Open slai-natanijel opened 3 months ago
What versions of the libraries do you use? What sequence length do you use?
python 3.10.9 accelerate 0.28.0 deepspeed 0.14.0 transformers 4.39.0
The output max sequence length is the default value of 128.
Is the blog post using DeepSpeed, and the Huggingface tutorial with Accelerate+DeepSpeed quite similar in principle?
Update: Running google/flan-t5-xl (3B parameters) with Accelerate+DeepSpeed (level 3, bf16) seems to work for batch=1, but uses about 88% of memory per GPU - still seems far too high.
Another update: It seems that DeepSpeed level 2 and level 3 take up the same GPU memory on my setup. Perhaps level 3 is not fully activating?
I am trying to reproduce the FLAN-T5-XXL (11B) results from this blog post.
I have an 8xA10G instance. Since the blog shows that you can run FLAN-T5-XXL (11B) training on a 4xA10G setup, I was surprised to see that I get a CUDA OOM error as soon as the first training epoch starts:
I have even tried to run at batch=1, but that didn't help, and I have double checked that bf16 is enabled.

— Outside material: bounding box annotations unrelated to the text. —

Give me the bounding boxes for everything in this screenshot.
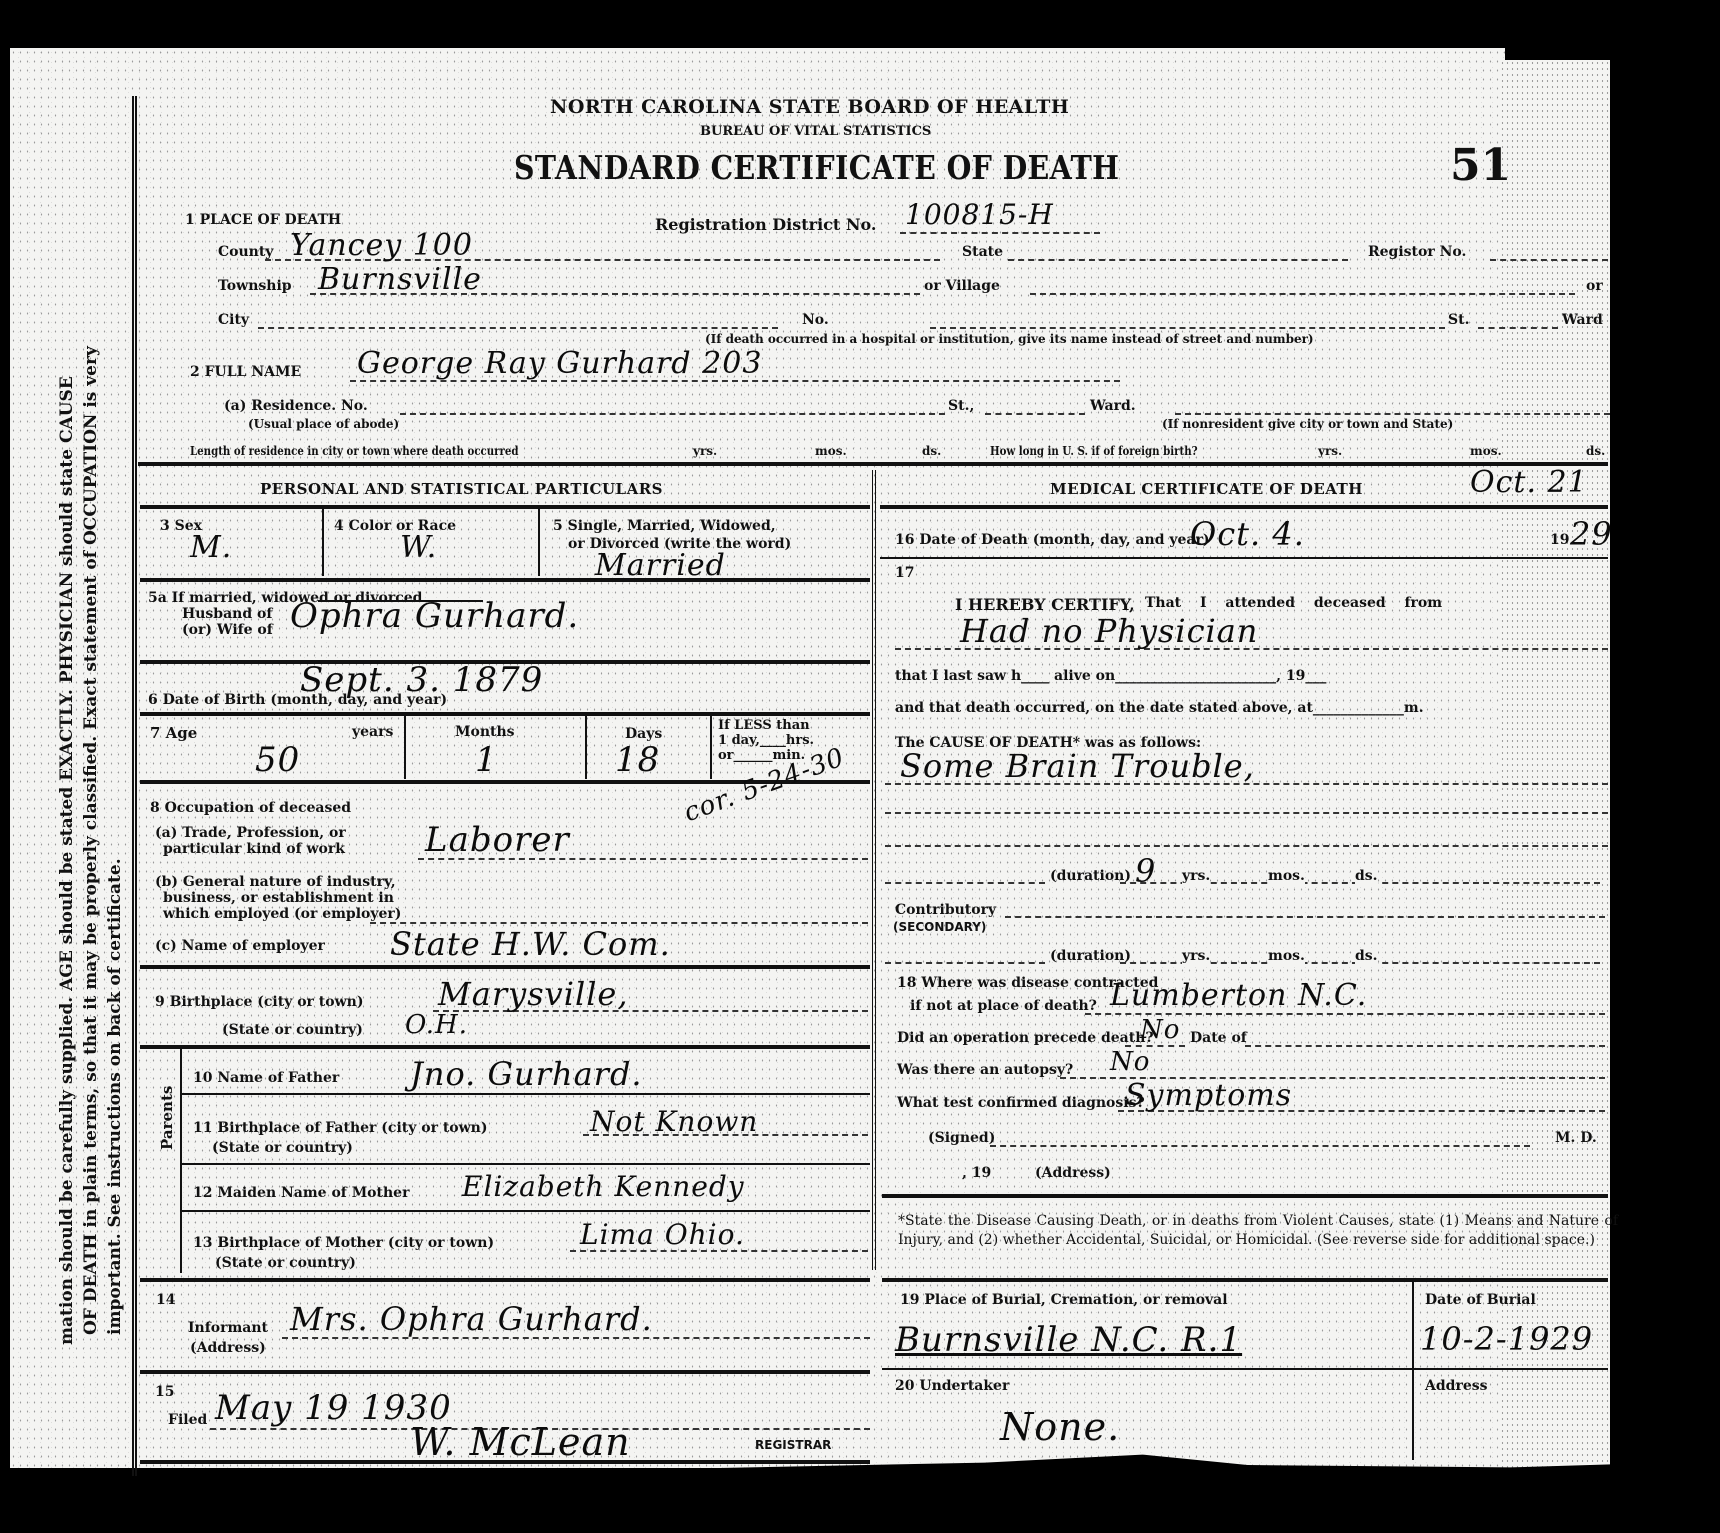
personal-section-title: PERSONAL AND STATISTICAL PARTICULARS	[260, 480, 663, 498]
age-months-value[interactable]: 1	[475, 740, 498, 780]
item-17-label: 17	[895, 565, 914, 581]
race-label: 4 Color or Race	[334, 518, 456, 534]
scan-border-bottom	[0, 1478, 1720, 1533]
signed-year-line: , 19	[962, 1165, 991, 1181]
residence-label: (a) Residence. No.	[224, 398, 368, 414]
duration-years-value[interactable]: 9	[1135, 852, 1156, 890]
death-year-value[interactable]: 29	[1570, 515, 1613, 553]
autopsy-label: Was there an autopsy?	[897, 1062, 1073, 1078]
trade-label-1: (a) Trade, Profession, or	[155, 825, 346, 841]
father-birthplace-value[interactable]: Not Known	[590, 1105, 758, 1138]
city-no-label: No.	[802, 312, 829, 328]
hospital-note: (If death occurred in a hospital or inst…	[705, 332, 1314, 346]
autopsy-value[interactable]: No	[1110, 1047, 1150, 1077]
date-of-death-label: 16 Date of Death (month, day, and year)	[895, 532, 1209, 548]
spouse-value[interactable]: Ophra Gurhard.	[290, 596, 579, 636]
township-value[interactable]: Burnsville	[318, 262, 482, 297]
burial-place-value[interactable]: Burnsville N.C. R.1	[895, 1320, 1242, 1360]
cause-of-death-value[interactable]: Some Brain Trouble,	[900, 747, 1255, 785]
undertaker-label: 20 Undertaker	[895, 1378, 1009, 1394]
registration-district-value[interactable]: 100815-H	[905, 198, 1054, 231]
death-occurred-line: and that death occurred, on the date sta…	[895, 700, 1424, 716]
foreign-ds: ds.	[1586, 444, 1605, 458]
undertaker-value[interactable]: None.	[1000, 1405, 1120, 1449]
operation-value[interactable]: No	[1140, 1015, 1180, 1045]
agency-title: NORTH CAROLINA STATE BOARD OF HEALTH	[550, 96, 1069, 118]
less-label-1: If LESS than	[718, 718, 810, 733]
margin-line-2: OF DEATH in plain terms, so that it may …	[79, 85, 103, 1345]
duration-ds-1: ds.	[1355, 868, 1378, 884]
foreign-birth-label: How long in U. S. if of foreign birth?	[990, 444, 1198, 458]
registrar-label: REGISTRAR	[755, 1438, 831, 1452]
margin-line-1: mation should be carefully supplied. AGE…	[55, 85, 79, 1345]
duration-yrs-1: yrs.	[1182, 868, 1210, 884]
place-of-death-label: 1 PLACE OF DEATH	[185, 212, 341, 228]
signed-address-label: (Address)	[1035, 1165, 1111, 1181]
race-value[interactable]: W.	[400, 530, 437, 565]
birthplace-label: 9 Birthplace (city or town)	[155, 994, 363, 1010]
attended-value[interactable]: Had no Physician	[960, 612, 1258, 650]
residence-ward-label: Ward.	[1090, 398, 1136, 414]
father-name-label: 10 Name of Father	[193, 1070, 339, 1086]
trade-label-2: particular kind of work	[163, 841, 345, 857]
employer-label: (c) Name of employer	[155, 938, 325, 954]
test-label: What test confirmed diagnosis?	[897, 1095, 1145, 1111]
filed-label: Filed	[168, 1412, 207, 1428]
industry-label-3: which employed (or employer)	[163, 906, 401, 922]
age-years-label: years	[352, 724, 393, 740]
birthplace-value[interactable]: Marysville,	[438, 975, 629, 1013]
father-birthplace-label: 11 Birthplace of Father (city or town)	[193, 1120, 488, 1136]
secondary-label: (SECONDARY)	[893, 920, 986, 934]
duration-label-1: (duration)	[1050, 868, 1131, 884]
full-name-label: 2 FULL NAME	[190, 364, 301, 380]
city-ward-label: Ward	[1562, 312, 1603, 328]
registor-label: Registor No.	[1368, 244, 1466, 260]
duration-mos-2: mos.	[1268, 948, 1305, 964]
length-ds: ds.	[922, 444, 941, 458]
age-label: 7 Age	[150, 724, 197, 742]
informant-value[interactable]: Mrs. Ophra Gurhard.	[290, 1300, 653, 1338]
duration-ds-2: ds.	[1355, 948, 1378, 964]
full-name-value[interactable]: George Ray Gurhard 203	[357, 346, 762, 381]
burial-date-value[interactable]: 10-2-1929	[1420, 1320, 1593, 1358]
certificate-title: STANDARD CERTIFICATE OF DEATH	[514, 148, 1119, 187]
city-st-label: St.	[1448, 312, 1469, 328]
birth-state-value[interactable]: O.H.	[405, 1010, 468, 1040]
parents-label: Parents	[158, 1086, 176, 1150]
filed-number: 15	[155, 1384, 174, 1400]
occupation-label: 8 Occupation of deceased	[150, 800, 351, 816]
county-label: County	[218, 244, 273, 260]
marital-label-1: 5 Single, Married, Widowed,	[553, 518, 776, 534]
mother-birthplace-value[interactable]: Lima Ohio.	[580, 1218, 745, 1251]
county-value[interactable]: Yancey 100	[290, 228, 473, 263]
registrar-signature[interactable]: W. McLean	[410, 1420, 631, 1464]
mother-name-value[interactable]: Elizabeth Kennedy	[462, 1170, 745, 1203]
length-yrs: yrs.	[693, 444, 717, 458]
medical-section-title: MEDICAL CERTIFICATE OF DEATH	[1050, 480, 1363, 498]
date-of-birth-label: 6 Date of Birth (month, day, and year)	[148, 692, 447, 708]
bureau-title: BUREAU OF VITAL STATISTICS	[700, 124, 931, 139]
length-mos: mos.	[815, 444, 847, 458]
test-value[interactable]: Symptoms	[1125, 1078, 1292, 1113]
residence-sub-label: (Usual place of abode)	[248, 417, 399, 431]
state-label: State	[962, 244, 1003, 260]
city-label: City	[218, 312, 249, 328]
certificate-number: 51	[1450, 140, 1511, 191]
industry-label-1: (b) General nature of industry,	[155, 874, 396, 890]
father-state-label: (State or country)	[212, 1140, 353, 1156]
undertaker-address-label: Address	[1425, 1378, 1488, 1394]
md-label: M. D.	[1555, 1130, 1597, 1146]
operation-label: Did an operation precede death?	[897, 1030, 1154, 1046]
date-of-death-value[interactable]: Oct. 4.	[1190, 515, 1305, 553]
residence-st-label: St.,	[948, 398, 974, 414]
last-saw-line: that I last saw h____ alive on__________…	[895, 668, 1326, 684]
informant-label: Informant	[188, 1320, 268, 1336]
nonresident-note: (If nonresident give city or town and St…	[1162, 417, 1453, 431]
birth-state-label: (State or country)	[222, 1022, 363, 1038]
village-label: or Village	[924, 278, 1000, 294]
contributory-label: Contributory	[895, 902, 996, 918]
age-years-value[interactable]: 50	[255, 740, 300, 780]
less-label-2: 1 day,____hrs.	[718, 733, 814, 748]
length-of-residence-label: Length of residence in city or town wher…	[190, 444, 519, 458]
informant-address-label: (Address)	[190, 1340, 266, 1356]
cause-footnote: *State the Disease Causing Death, or in …	[898, 1212, 1618, 1250]
employer-value[interactable]: State H.W. Com.	[390, 925, 671, 963]
foreign-mos: mos.	[1470, 444, 1502, 458]
mother-state-label: (State or country)	[215, 1255, 356, 1271]
duration-label-2: (duration)	[1050, 948, 1131, 964]
death-year-prefix: 19	[1550, 532, 1569, 548]
contracted-value[interactable]: Lumberton N.C.	[1110, 978, 1367, 1013]
registration-district-label: Registration District No.	[655, 215, 876, 234]
certify-text: That I attended deceased from	[1145, 595, 1442, 611]
informant-number: 14	[156, 1292, 175, 1308]
margin-line-3: important. See instructions on back of c…	[103, 85, 127, 1345]
township-label: Township	[218, 278, 292, 294]
duration-yrs-2: yrs.	[1182, 948, 1210, 964]
or-label: or	[1586, 278, 1603, 294]
signed-label: (Signed)	[928, 1130, 995, 1146]
medical-stamp-value: Oct. 21	[1470, 465, 1588, 500]
burial-place-label: 19 Place of Burial, Cremation, or remova…	[900, 1292, 1228, 1308]
industry-label-2: business, or establishment in	[163, 890, 394, 906]
mother-name-label: 12 Maiden Name of Mother	[193, 1185, 409, 1201]
age-days-value[interactable]: 18	[615, 740, 660, 780]
sex-value[interactable]: M.	[190, 530, 232, 565]
foreign-yrs: yrs.	[1318, 444, 1342, 458]
burial-date-label: Date of Burial	[1425, 1292, 1536, 1308]
trade-value[interactable]: Laborer	[425, 820, 570, 860]
duration-mos-1: mos.	[1268, 868, 1305, 884]
spouse-label-2: Husband of	[182, 606, 272, 622]
age-months-label: Months	[455, 724, 515, 740]
contracted-label-2: if not at place of death?	[910, 998, 1097, 1014]
spouse-label-3: (or) Wife of	[182, 622, 273, 638]
operation-date-label: Date of	[1190, 1030, 1247, 1046]
father-name-value[interactable]: Jno. Gurhard.	[410, 1055, 643, 1093]
mother-birthplace-label: 13 Birthplace of Mother (city or town)	[193, 1235, 494, 1251]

Additionally, I have attempted to run default T5-11B and T5-3B models using Accelerate + DeepSpeed (level 3, bf16) using the instructions from this tutorial, and I also get a CUDA OOM. The only case in which I do not get an OOM, is when I run the default T5-Large at batch=1.
I'm not sure where I am going wrong. The error message suggests that something is reserving almost all of the GPU memory before the "real" allocations start (as only 723 MiB is free.)